El resto de la historia es bien conocida. Los detuvieron en Chile pero no los extraditaron, como solicitó el Gobierno argentino. Ya en la cárcel de Santiago, en condiciones radicalmente opuestas a las de su anterior prisión, John William Cooke -a quien Perón había designado como su delegado en el país unos meses antes- volvió a comunicarse con Perón (esa correspondencia está editada entera, es increíble).
"Usted podrá imaginar -le escribe Perón- la satisfacción que he tenido con la ‘piantada' espectacular de ustedes.
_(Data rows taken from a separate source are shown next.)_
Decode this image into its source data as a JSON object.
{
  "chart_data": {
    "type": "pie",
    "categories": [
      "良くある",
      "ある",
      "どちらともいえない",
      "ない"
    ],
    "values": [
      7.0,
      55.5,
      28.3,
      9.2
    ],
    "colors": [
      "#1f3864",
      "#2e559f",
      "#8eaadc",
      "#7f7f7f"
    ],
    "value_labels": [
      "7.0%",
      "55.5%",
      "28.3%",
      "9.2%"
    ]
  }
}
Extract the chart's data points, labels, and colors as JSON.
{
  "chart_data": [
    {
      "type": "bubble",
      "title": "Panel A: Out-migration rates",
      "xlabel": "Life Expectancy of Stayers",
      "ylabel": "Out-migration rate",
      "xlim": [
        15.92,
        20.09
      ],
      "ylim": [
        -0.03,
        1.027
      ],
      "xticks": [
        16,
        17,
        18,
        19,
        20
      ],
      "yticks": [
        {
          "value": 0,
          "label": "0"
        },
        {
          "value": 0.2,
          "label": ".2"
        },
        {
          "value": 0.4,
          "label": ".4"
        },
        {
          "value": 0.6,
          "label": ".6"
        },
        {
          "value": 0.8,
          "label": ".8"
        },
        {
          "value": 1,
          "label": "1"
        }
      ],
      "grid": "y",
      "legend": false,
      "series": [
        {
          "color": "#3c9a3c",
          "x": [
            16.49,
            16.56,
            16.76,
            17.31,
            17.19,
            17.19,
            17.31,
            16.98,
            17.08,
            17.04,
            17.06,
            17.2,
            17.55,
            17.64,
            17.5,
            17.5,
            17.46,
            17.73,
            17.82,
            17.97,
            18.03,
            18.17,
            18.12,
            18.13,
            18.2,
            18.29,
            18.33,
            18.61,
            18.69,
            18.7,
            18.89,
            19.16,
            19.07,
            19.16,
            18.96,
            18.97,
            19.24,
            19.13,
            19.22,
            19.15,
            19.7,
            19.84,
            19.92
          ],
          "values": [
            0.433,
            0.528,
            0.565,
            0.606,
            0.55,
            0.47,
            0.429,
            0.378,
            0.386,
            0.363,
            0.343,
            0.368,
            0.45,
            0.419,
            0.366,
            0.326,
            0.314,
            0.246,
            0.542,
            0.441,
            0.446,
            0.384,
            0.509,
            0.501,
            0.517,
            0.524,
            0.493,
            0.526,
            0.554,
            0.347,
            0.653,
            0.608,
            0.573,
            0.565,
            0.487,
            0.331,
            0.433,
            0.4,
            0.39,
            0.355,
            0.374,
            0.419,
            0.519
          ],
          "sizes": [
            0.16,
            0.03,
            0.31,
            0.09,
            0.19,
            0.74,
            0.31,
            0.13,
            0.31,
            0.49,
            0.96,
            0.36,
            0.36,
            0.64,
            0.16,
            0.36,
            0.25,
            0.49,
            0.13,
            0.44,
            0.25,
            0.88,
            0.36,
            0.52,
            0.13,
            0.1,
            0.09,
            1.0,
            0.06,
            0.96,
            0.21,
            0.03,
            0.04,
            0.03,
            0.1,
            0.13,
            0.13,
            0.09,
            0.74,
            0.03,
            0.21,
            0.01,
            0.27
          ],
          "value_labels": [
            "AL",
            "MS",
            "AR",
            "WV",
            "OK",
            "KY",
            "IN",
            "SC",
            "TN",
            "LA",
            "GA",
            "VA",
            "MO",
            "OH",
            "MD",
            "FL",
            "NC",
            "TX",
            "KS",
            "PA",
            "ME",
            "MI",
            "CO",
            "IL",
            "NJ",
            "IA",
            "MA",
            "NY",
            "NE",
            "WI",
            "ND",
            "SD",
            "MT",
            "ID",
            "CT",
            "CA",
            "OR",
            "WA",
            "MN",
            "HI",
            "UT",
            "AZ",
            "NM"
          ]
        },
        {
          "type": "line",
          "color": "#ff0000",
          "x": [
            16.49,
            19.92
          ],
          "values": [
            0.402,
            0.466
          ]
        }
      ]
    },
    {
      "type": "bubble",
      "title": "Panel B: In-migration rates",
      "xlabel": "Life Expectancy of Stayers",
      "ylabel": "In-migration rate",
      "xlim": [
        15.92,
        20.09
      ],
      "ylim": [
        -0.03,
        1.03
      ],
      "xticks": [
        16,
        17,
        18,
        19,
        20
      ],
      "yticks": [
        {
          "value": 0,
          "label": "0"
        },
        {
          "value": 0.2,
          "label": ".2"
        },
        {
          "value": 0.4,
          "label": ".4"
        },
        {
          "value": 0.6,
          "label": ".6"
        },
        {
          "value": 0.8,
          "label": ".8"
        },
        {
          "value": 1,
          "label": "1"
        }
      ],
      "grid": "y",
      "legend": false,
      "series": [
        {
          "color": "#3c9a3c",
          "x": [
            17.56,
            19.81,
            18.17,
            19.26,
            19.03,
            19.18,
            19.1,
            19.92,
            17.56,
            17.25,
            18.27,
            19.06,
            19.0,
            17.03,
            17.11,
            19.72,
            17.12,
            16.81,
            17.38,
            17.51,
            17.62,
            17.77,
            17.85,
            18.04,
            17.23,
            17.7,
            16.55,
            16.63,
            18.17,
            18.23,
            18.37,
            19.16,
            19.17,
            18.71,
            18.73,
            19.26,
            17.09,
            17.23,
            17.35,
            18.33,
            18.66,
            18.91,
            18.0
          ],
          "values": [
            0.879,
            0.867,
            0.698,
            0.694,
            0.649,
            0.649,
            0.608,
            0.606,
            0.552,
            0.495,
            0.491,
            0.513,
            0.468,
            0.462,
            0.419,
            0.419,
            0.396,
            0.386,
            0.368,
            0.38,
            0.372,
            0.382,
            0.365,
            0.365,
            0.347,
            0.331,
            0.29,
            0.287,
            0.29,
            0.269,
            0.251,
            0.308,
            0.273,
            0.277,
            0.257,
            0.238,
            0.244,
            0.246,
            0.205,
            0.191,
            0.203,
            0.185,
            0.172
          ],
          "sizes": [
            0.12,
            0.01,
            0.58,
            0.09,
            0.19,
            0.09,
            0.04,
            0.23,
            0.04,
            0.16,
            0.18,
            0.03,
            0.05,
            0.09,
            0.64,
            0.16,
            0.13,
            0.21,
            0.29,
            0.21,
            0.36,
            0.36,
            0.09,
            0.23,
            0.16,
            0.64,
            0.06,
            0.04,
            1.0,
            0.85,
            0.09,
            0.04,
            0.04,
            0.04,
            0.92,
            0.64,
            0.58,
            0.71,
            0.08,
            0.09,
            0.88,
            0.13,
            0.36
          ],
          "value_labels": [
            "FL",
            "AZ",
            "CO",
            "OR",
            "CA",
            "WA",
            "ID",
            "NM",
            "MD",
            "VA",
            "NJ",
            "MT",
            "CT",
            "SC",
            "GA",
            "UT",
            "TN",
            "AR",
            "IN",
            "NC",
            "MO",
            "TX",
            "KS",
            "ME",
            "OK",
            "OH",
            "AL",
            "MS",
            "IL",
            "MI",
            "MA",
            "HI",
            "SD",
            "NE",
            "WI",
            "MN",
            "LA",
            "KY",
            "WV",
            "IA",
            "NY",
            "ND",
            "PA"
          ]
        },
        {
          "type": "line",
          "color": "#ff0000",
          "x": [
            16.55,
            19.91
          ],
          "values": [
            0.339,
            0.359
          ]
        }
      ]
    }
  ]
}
Realmente nos saltaron los tapones cuando recibimos insólitamente la información de que ustedes estaban a salvo en Magallanes". La alegría, le dice finalmente, para él es doble. "No solo por la libertad de los muchachos sino porque el trabajo ya se estaba poniendo demasiado pesado para mi solo en el Comando Superior Peronista".
Había sido, así la describe Jorge Antonio en su libro, el primer triunfo del peronismo después de 1955. "A partir de allí, todo comenzaría a caminar, lentamente pero sin pausa, a favor de nuestro Movimiento".
Faltaban 16 años para que Perón volviera a la Argentina. 5938 días.